Al final de las entrevistas los pacientes se sentían
aliviados. Muchos que habían abandonado
toda esperanza y se sentían inútiles disfrutaban de su nuevo papel de
profesores. Aunque iban a morir,
comprendían que era posible que su vida aún tuviera una finalidad, que tenían
un motivo para vivir hasta el último aliento.
Podían seguir creciendo espiritualmente y contribuir al crecimiento
de quienes los escuchaban.
Después de cada entrevista llevaba al enfermo a su
habitación y volvía junto a los alumnos para continuar sosteniendo con ellos
conversaciones animadas y cargadas de emoción.

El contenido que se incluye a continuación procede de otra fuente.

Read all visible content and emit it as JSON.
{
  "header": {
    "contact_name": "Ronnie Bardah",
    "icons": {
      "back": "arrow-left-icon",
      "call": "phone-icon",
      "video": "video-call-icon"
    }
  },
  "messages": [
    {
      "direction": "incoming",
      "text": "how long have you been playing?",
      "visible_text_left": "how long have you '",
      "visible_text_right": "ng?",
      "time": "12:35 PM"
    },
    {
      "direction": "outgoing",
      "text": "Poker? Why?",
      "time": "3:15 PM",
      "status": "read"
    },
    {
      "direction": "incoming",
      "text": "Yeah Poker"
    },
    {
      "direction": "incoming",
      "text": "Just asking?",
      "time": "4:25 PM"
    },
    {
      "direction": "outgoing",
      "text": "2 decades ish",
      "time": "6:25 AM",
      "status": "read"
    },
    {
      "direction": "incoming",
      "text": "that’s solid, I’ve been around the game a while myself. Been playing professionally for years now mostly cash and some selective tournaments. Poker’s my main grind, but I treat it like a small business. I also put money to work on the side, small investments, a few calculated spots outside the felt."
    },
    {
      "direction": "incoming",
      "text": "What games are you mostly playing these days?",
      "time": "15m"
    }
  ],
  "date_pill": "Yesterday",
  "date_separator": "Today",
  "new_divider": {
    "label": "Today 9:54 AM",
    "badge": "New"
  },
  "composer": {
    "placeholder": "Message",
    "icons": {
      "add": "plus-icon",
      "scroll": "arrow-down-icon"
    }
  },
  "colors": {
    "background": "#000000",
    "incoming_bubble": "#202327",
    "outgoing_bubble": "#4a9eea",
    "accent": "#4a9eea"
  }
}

Además de analizar las respuestas y reacciones del paciente, analizábamos
también nuestras propias reacciones. Por
lo general, los comentarios eran sorprendentes por su sinceridad. Hablando de su miedo a la muerte, que la
hacía evitar totalmente el tema, una doctora dijo: “Casi no recuerdo haber visto un
cadáver.” Refiriéndose a que la Biblia
no le facilitaba respuestas para todas las preguntas que le hacían los
enfermos, un sacerdote comentó: “No sé
qué decir, así que no digo nada.”
En esas conversaciones, los médicos, sacerdotes y asistentes
sociales hacían frente a su hostilidad y actitud defensiva. Analizaban y superaban sus miedos. Escuchando a pacientes moribundos todos
comprendimos que deberíamos haber actuado de otra manera en el pasado y que
podíamos hacerlo mejor en el futuro.
Cada vez llevaba a un enfermo al aula y después lo devolvía
a su habitación, su vida me hacía pensar en “una de los millares de luces del vasto firmamento, que brilla durante
breves instantes para luego desaparecer en la noche infinita”. Las lecciones enseñadas por cada una de estas
personas se resumían en el mismo mensaje:
Vive de tal forma que al mirar
hacia atrás no lamentes haber desperdiciado la existencia.
Vive de tal forma que no
lamentes las cosas que has hecho ni desees haber actuado de otra manera.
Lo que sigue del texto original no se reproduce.